The World Trade Organization Gets It Wrong: It Is Not the Government’s Job to Pick Innovators

COMMENTARY International Economies

The World Trade Organization Gets It Wrong: It Is Not the Government’s Job to Pick Innovators

Dec 16, 2020 2 min read

Commentary By

Patrick Tyrrell

Former Research Coordinator

Anthony B. Kim @akfreedom

Research Fellow and Editor of the Index of Economic Freedom

The World Trade Organization's recommendations on promoting innovation in digital economies relies on government intervention rather than economic freedom. scyther5/Getty Images

Key Takeaways

Government’s role should not be about assigning specific desired innovations or picking the innovators to accomplish them. That’s a recipe for abject failure.

Industrial policies, no matter how well intended, almost always reward established companies and promote known products and processes.

An economic environment rooted in economic freedom allows individuals and firms the space they need to imagine and try out new processes and products.

The World Trade Organization has released a new report that offers recommendations to world governments on how to stimulate innovation in digital economies. Regrettably, the policy recommendations are heavy on big government intervention, and ignore a fundamental principal of free-market economics: that governments should first and foremost get out of the way of competitive entrepreneurial activity.

The report, entitled “World Trade Report 2020, Government Policies to Promote Innovation in the Digital Age,” utterly fails to deliver on the hopeful promise of its title.  Little justification is offered for government action outside of a few specific ideas related to the development or expansion of communications infrastructure. 

While it was certainly not the goal of the report to cast doubt on the need for government action, one cannot help but be left with the impression that the promotion of innovation by government is by and large a waste of time and resources.

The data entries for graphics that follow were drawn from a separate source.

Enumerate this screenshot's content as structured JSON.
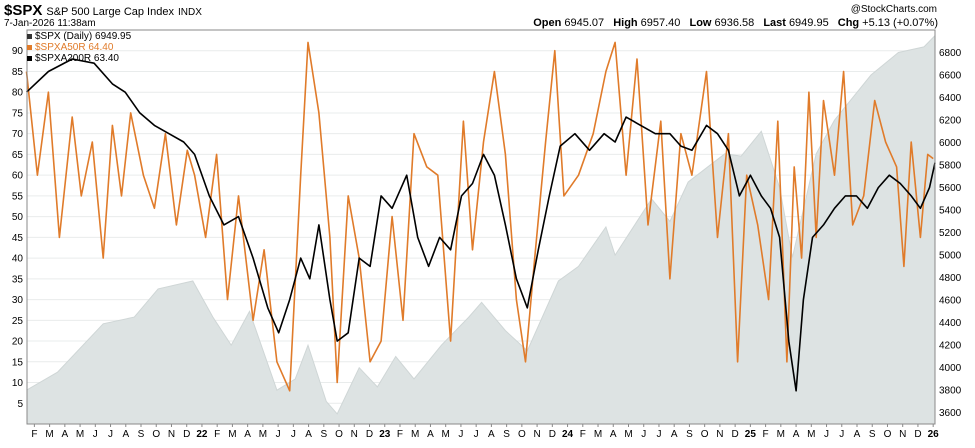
{
  "header": {
    "symbol": "$SPX",
    "name": "S&P 500 Large Cap Index",
    "exchange": "INDX",
    "date": "7-Jan-2026 11:38am",
    "brand": "@StockCharts.com",
    "ohlc": [
      {
        "label": "Open",
        "value": "6945.07"
      },
      {
        "label": "High",
        "value": "6957.40"
      },
      {
        "label": "Low",
        "value": "6936.58"
      },
      {
        "label": "Last",
        "value": "6949.95"
      },
      {
        "label": "Chg",
        "value": "+5.13 (+0.07%)"
      }
    ]
  },
  "legend": [
    {
      "text": "$SPX (Daily) 6949.95",
      "color": "#333333"
    },
    {
      "text": "$SPXA50R 64.40",
      "color": "#e07b2a"
    },
    {
      "text": "$SPXA200R 63.40",
      "color": "#000000"
    }
  ],
  "colors": {
    "spx_fill": "#dde3e3",
    "a50": "#e07b2a",
    "a200": "#000000",
    "grid": "#e9ecec"
  },
  "chart_data": {
    "type": "line",
    "title": "$SPX S&P 500 Large Cap Index",
    "x_range": [
      2021.083,
      2026.05
    ],
    "left_axis": {
      "ylim": [
        0,
        95
      ],
      "ticks": [
        5,
        10,
        15,
        20,
        25,
        30,
        35,
        40,
        45,
        50,
        55,
        60,
        65,
        70,
        75,
        80,
        85,
        90
      ]
    },
    "right_axis": {
      "ylim": [
        3500,
        7000
      ],
      "ticks": [
        3600,
        3800,
        4000,
        4200,
        4400,
        4600,
        4800,
        5000,
        5200,
        5400,
        5600,
        5800,
        6000,
        6200,
        6400,
        6600,
        6800
      ]
    },
    "x_month_labels": [
      "F",
      "M",
      "A",
      "M",
      "J",
      "J",
      "A",
      "S",
      "O",
      "N",
      "D",
      "22",
      "F",
      "M",
      "A",
      "M",
      "J",
      "J",
      "A",
      "S",
      "O",
      "N",
      "D",
      "23",
      "F",
      "M",
      "A",
      "M",
      "J",
      "J",
      "A",
      "S",
      "O",
      "N",
      "D",
      "24",
      "F",
      "M",
      "A",
      "M",
      "J",
      "J",
      "A",
      "S",
      "O",
      "N",
      "D",
      "25",
      "F",
      "M",
      "A",
      "M",
      "J",
      "J",
      "A",
      "S",
      "O",
      "N",
      "D",
      "26"
    ],
    "series": [
      {
        "name": "$SPX (Daily)",
        "axis": "right",
        "style": "area",
        "x": [
          2021.08,
          2021.25,
          2021.5,
          2021.67,
          2021.8,
          2021.99,
          2022.1,
          2022.2,
          2022.3,
          2022.45,
          2022.55,
          2022.62,
          2022.72,
          2022.78,
          2022.9,
          2023.0,
          2023.1,
          2023.2,
          2023.35,
          2023.5,
          2023.57,
          2023.7,
          2023.82,
          2023.99,
          2024.1,
          2024.25,
          2024.3,
          2024.5,
          2024.6,
          2024.7,
          2024.9,
          2024.99,
          2025.1,
          2025.2,
          2025.27,
          2025.4,
          2025.5,
          2025.7,
          2025.85,
          2025.99,
          2026.05
        ],
        "values": [
          3800,
          3960,
          4390,
          4450,
          4700,
          4770,
          4450,
          4200,
          4500,
          3800,
          3900,
          4200,
          3700,
          3590,
          4000,
          3830,
          4100,
          3900,
          4200,
          4450,
          4580,
          4330,
          4150,
          4770,
          4900,
          5250,
          5000,
          5500,
          5300,
          5650,
          5900,
          5880,
          6100,
          5600,
          4980,
          5900,
          6200,
          6600,
          6800,
          6850,
          6950
        ]
      },
      {
        "name": "$SPXA50R",
        "axis": "left",
        "style": "line",
        "x": [
          2021.08,
          2021.14,
          2021.2,
          2021.26,
          2021.33,
          2021.38,
          2021.44,
          2021.5,
          2021.55,
          2021.6,
          2021.65,
          2021.72,
          2021.78,
          2021.84,
          2021.9,
          2021.96,
          2022.0,
          2022.06,
          2022.12,
          2022.18,
          2022.24,
          2022.32,
          2022.38,
          2022.45,
          2022.52,
          2022.58,
          2022.62,
          2022.68,
          2022.74,
          2022.78,
          2022.84,
          2022.9,
          2022.96,
          2023.02,
          2023.08,
          2023.14,
          2023.2,
          2023.27,
          2023.33,
          2023.4,
          2023.47,
          2023.52,
          2023.58,
          2023.64,
          2023.7,
          2023.76,
          2023.81,
          2023.86,
          2023.92,
          2023.97,
          2024.02,
          2024.1,
          2024.18,
          2024.25,
          2024.3,
          2024.36,
          2024.42,
          2024.48,
          2024.55,
          2024.6,
          2024.66,
          2024.72,
          2024.8,
          2024.86,
          2024.92,
          2024.97,
          2025.02,
          2025.08,
          2025.14,
          2025.19,
          2025.24,
          2025.28,
          2025.32,
          2025.36,
          2025.4,
          2025.44,
          2025.5,
          2025.55,
          2025.6,
          2025.66,
          2025.72,
          2025.78,
          2025.84,
          2025.88,
          2025.92,
          2025.97,
          2026.01,
          2026.04
        ],
        "values": [
          85,
          60,
          80,
          45,
          74,
          55,
          68,
          40,
          72,
          55,
          75,
          60,
          52,
          70,
          48,
          66,
          60,
          45,
          65,
          30,
          55,
          25,
          42,
          15,
          8,
          60,
          92,
          75,
          45,
          10,
          55,
          40,
          15,
          20,
          50,
          25,
          70,
          62,
          60,
          20,
          73,
          42,
          68,
          85,
          65,
          30,
          15,
          40,
          68,
          90,
          55,
          60,
          70,
          85,
          92,
          60,
          88,
          48,
          73,
          35,
          70,
          60,
          85,
          45,
          70,
          15,
          60,
          48,
          30,
          73,
          15,
          62,
          40,
          80,
          45,
          78,
          60,
          85,
          48,
          55,
          78,
          68,
          62,
          38,
          68,
          45,
          65,
          64
        ]
      },
      {
        "name": "$SPXA200R",
        "axis": "left",
        "style": "line",
        "x": [
          2021.08,
          2021.2,
          2021.33,
          2021.45,
          2021.55,
          2021.62,
          2021.7,
          2021.78,
          2021.86,
          2021.94,
          2022.0,
          2022.08,
          2022.16,
          2022.24,
          2022.32,
          2022.4,
          2022.46,
          2022.52,
          2022.58,
          2022.63,
          2022.68,
          2022.74,
          2022.78,
          2022.84,
          2022.9,
          2022.96,
          2023.02,
          2023.08,
          2023.16,
          2023.22,
          2023.28,
          2023.34,
          2023.4,
          2023.46,
          2023.52,
          2023.58,
          2023.64,
          2023.7,
          2023.76,
          2023.82,
          2023.88,
          2023.94,
          2024.0,
          2024.08,
          2024.16,
          2024.24,
          2024.3,
          2024.36,
          2024.44,
          2024.52,
          2024.6,
          2024.66,
          2024.72,
          2024.8,
          2024.86,
          2024.92,
          2024.98,
          2025.04,
          2025.1,
          2025.15,
          2025.2,
          2025.25,
          2025.29,
          2025.33,
          2025.38,
          2025.44,
          2025.5,
          2025.56,
          2025.62,
          2025.68,
          2025.74,
          2025.8,
          2025.86,
          2025.92,
          2025.97,
          2026.02,
          2026.05
        ],
        "values": [
          80,
          85,
          88,
          87,
          82,
          80,
          75,
          72,
          70,
          68,
          65,
          55,
          48,
          50,
          40,
          28,
          22,
          30,
          40,
          35,
          48,
          30,
          20,
          22,
          40,
          38,
          55,
          52,
          60,
          45,
          38,
          45,
          42,
          55,
          58,
          65,
          60,
          48,
          35,
          28,
          42,
          55,
          67,
          70,
          66,
          70,
          68,
          74,
          72,
          70,
          70,
          67,
          66,
          72,
          70,
          66,
          55,
          60,
          55,
          52,
          45,
          20,
          8,
          30,
          45,
          48,
          52,
          55,
          55,
          52,
          57,
          60,
          58,
          55,
          52,
          57,
          63
        ]
      }
    ]
  }
}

The report itself notes that,

The economic history of the economies of the former Soviet Union, Latin America, Africa and even Asia have been marked by inefficient public investment and misguided government interventions that have resulted in many “white elephants” and costly distortions.

Far better would be to “promote” the removal of trade barriers and confiscatory taxes, and pursue a universe where business innovators encounter no artificial friction in obtaining inputs they use to innovate and invent products for customers to buy.

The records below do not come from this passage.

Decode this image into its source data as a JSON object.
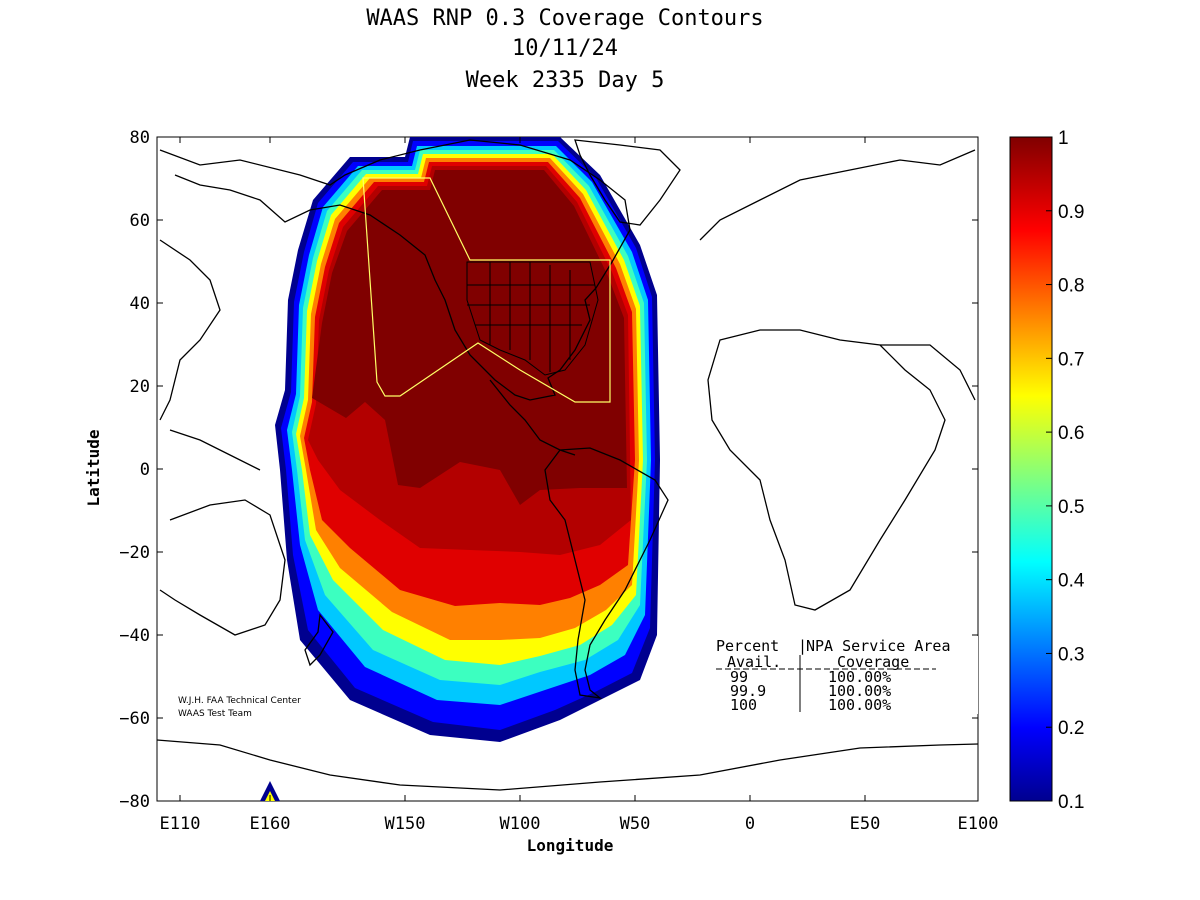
{
  "title": {
    "line1": "WAAS RNP 0.3 Coverage Contours",
    "line2": "10/11/24",
    "line3": "Week 2335 Day 5"
  },
  "axes": {
    "xlabel": "Longitude",
    "ylabel": "Latitude",
    "x_ticks": [
      "E110",
      "E160",
      "W150",
      "W100",
      "W50",
      "0",
      "E50",
      "E100"
    ],
    "y_ticks": [
      "80",
      "60",
      "40",
      "20",
      "0",
      "−20",
      "−40",
      "−60",
      "−80"
    ]
  },
  "colorbar": {
    "ticks": [
      "1",
      "0.9",
      "0.8",
      "0.7",
      "0.6",
      "0.5",
      "0.4",
      "0.3",
      "0.2",
      "0.1"
    ],
    "range": [
      0.1,
      1
    ],
    "colormap": "jet"
  },
  "credit": {
    "line1": "W.J.H. FAA Technical Center",
    "line2": "WAAS Test Team"
  },
  "stats_table": {
    "header_col1_line1": "Percent",
    "header_col2_line1": "NPA Service Area",
    "header_col1_line2": "Avail.",
    "header_col2_line2": "Coverage",
    "rows": [
      {
        "avail": "99",
        "coverage": "100.00%"
      },
      {
        "avail": "99.9",
        "coverage": "100.00%"
      },
      {
        "avail": "100",
        "coverage": "100.00%"
      }
    ]
  },
  "colors": {
    "max": "#800000",
    "high": "#b30000",
    "mid": "#ffff00",
    "low": "#0000cc",
    "service_area": "#ffff66"
  }
}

The WTO report gets part of that right, albeit from a top-down, all too global perspective, saying:

The certainty and predictability in global market conditions fostered by the multilateral trading system have made an enormous contribution to innovation and technology diffusion globally, notably by underpinning the rise of global value chains.

The report also rightly values the government role of protecting intellectual property rights—intellectual property rights cause smart people to work hard to create inventions they know will not be raided.

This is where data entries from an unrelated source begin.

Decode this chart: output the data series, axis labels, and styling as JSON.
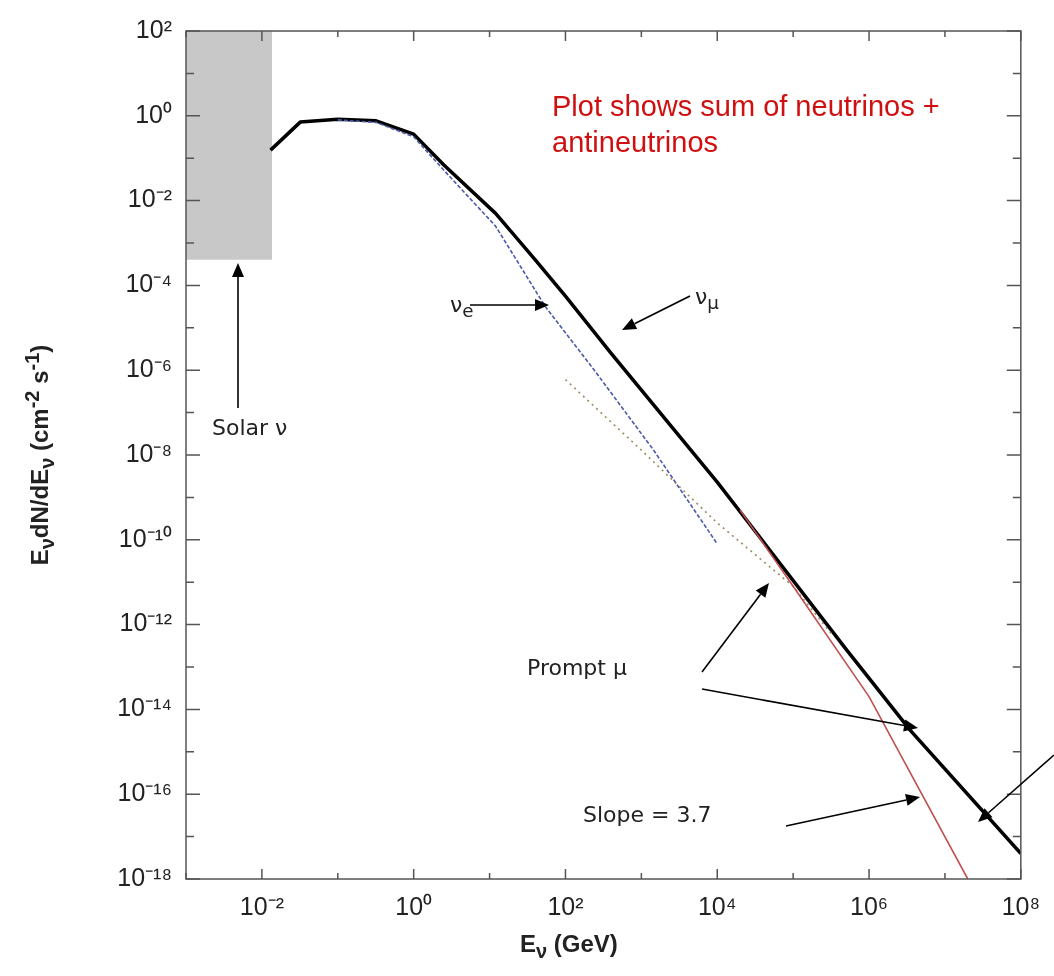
{
  "chart_data": {
    "type": "line",
    "xlabel": "E$_{ν}$   (GeV)",
    "ylabel": "E$_{ν}$dN/dE$_{ν}$   (cm$^{-2}$  s$^{-1}$)",
    "log": "xy",
    "xlim": [
      0.001,
      100000000
    ],
    "ylim": [
      1e-18,
      100
    ],
    "xticks": [
      {
        "value": 0.001,
        "label": null
      },
      {
        "value": 0.01,
        "label": "10⁻²"
      },
      {
        "value": 0.1,
        "label": null
      },
      {
        "value": 1,
        "label": "10⁰"
      },
      {
        "value": 10,
        "label": null
      },
      {
        "value": 100,
        "label": "10²"
      },
      {
        "value": 1000,
        "label": null
      },
      {
        "value": 10000,
        "label": "10⁴"
      },
      {
        "value": 100000,
        "label": null
      },
      {
        "value": 1000000,
        "label": "10⁶"
      },
      {
        "value": 10000000,
        "label": null
      },
      {
        "value": 100000000,
        "label": "10⁸"
      }
    ],
    "yticks": [
      {
        "value": 1e-18,
        "label": "10⁻¹⁸"
      },
      {
        "value": 1e-17,
        "label": null
      },
      {
        "value": 1e-16,
        "label": "10⁻¹⁶"
      },
      {
        "value": 1e-15,
        "label": null
      },
      {
        "value": 1e-14,
        "label": "10⁻¹⁴"
      },
      {
        "value": 1e-13,
        "label": null
      },
      {
        "value": 1e-12,
        "label": "10⁻¹²"
      },
      {
        "value": 1e-11,
        "label": null
      },
      {
        "value": 1e-10,
        "label": "10⁻¹⁰"
      },
      {
        "value": 1e-09,
        "label": null
      },
      {
        "value": 1e-08,
        "label": "10⁻⁸"
      },
      {
        "value": 1e-07,
        "label": null
      },
      {
        "value": 1e-06,
        "label": "10⁻⁶"
      },
      {
        "value": 1e-05,
        "label": null
      },
      {
        "value": 0.0001,
        "label": "10⁻⁴"
      },
      {
        "value": 0.001,
        "label": null
      },
      {
        "value": 0.01,
        "label": "10⁻²"
      },
      {
        "value": 0.1,
        "label": null
      },
      {
        "value": 1,
        "label": "10⁰"
      },
      {
        "value": 10,
        "label": null
      },
      {
        "value": 100,
        "label": "10²"
      }
    ],
    "annotations": [
      "Plot shows sum of neutrinos + antineutrinos",
      "Solar ν",
      "Prompt μ",
      "Slope = 3.7"
    ],
    "series": [
      {
        "type": "bar",
        "color": "#c8c8c8",
        "x": [
          0.0036
        ],
        "values": [
          99.9996
        ],
        "base": [
          0.0004
        ]
      },
      {
        "name": "ν$_{μ}$",
        "color": "#000000",
        "line_style": "solid",
        "x": [
          0.013,
          0.032,
          0.1,
          0.32,
          1,
          2.5,
          12,
          40,
          100,
          400,
          10000,
          500000,
          3500000,
          100000000
        ],
        "values": [
          0.155,
          0.71,
          0.83,
          0.76,
          0.37,
          0.069,
          0.005,
          0.0004,
          5.6e-05,
          2.5e-06,
          2.3e-09,
          2.6e-13,
          3.2e-15,
          4e-18
        ]
      },
      {
        "name": "ν$_{e}$",
        "color": "#4a5aa8",
        "line_style": "dashed",
        "x": [
          0.1,
          0.32,
          1,
          2.5,
          12,
          54,
          240,
          1450,
          10000
        ],
        "values": [
          0.8,
          0.7,
          0.32,
          0.052,
          0.0025,
          3.2e-05,
          1e-06,
          1.3e-08,
          8e-11
        ]
      },
      {
        "color": "#a08a60",
        "line_style": "dotted",
        "x": [
          100,
          1000,
          10000,
          100000,
          320000
        ],
        "values": [
          6e-07,
          1.3e-08,
          2.5e-10,
          8e-12,
          6e-13
        ]
      },
      {
        "color": "#c05050",
        "line_style": "solid",
        "x": [
          20000,
          100000,
          1000000,
          20000000
        ],
        "values": [
          5e-10,
          8e-12,
          2e-14,
          1e-18
        ]
      }
    ]
  }
}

Government’s role should not be about assigning specific desired innovations or picking the innovators to accomplish them. That’s a recipe for abject failure.

Rather, their critical task should be to create and advance a policy environment that is conducive to enhancing the overall capacity of the private sector, which is the real engine of innovation and value-creation.

As The Heritage Foundation’s annual Index of Economic Freedom has made clear over the past quarter century, the powerful positive link between economic freedom and higher levels of innovation has measurably ensured greater capacity to cope with the wide range of often unanticipated challenges the world has confronted.

The regulatory power of the marketplace, generally ignored and certainly underappreciated by advocates of big government, pushes firms to identify ever more efficient means of production and respond to consumer demands. The end result is a virtuous cycle of investment, innovation (including in greener technologies), and dynamic economic growth.

DS-econ-freedom-entrepreneurial-dynamism.jpg

Industrial policies, no matter how well intended, almost always reward established companies and promote known products and processes. That’s the opposite of innovation. By contrast, an economic environment rooted in economic freedom allows individuals and firms the space they need to imagine and try out new processes and products.

That’s how you get the dynamism required for real change.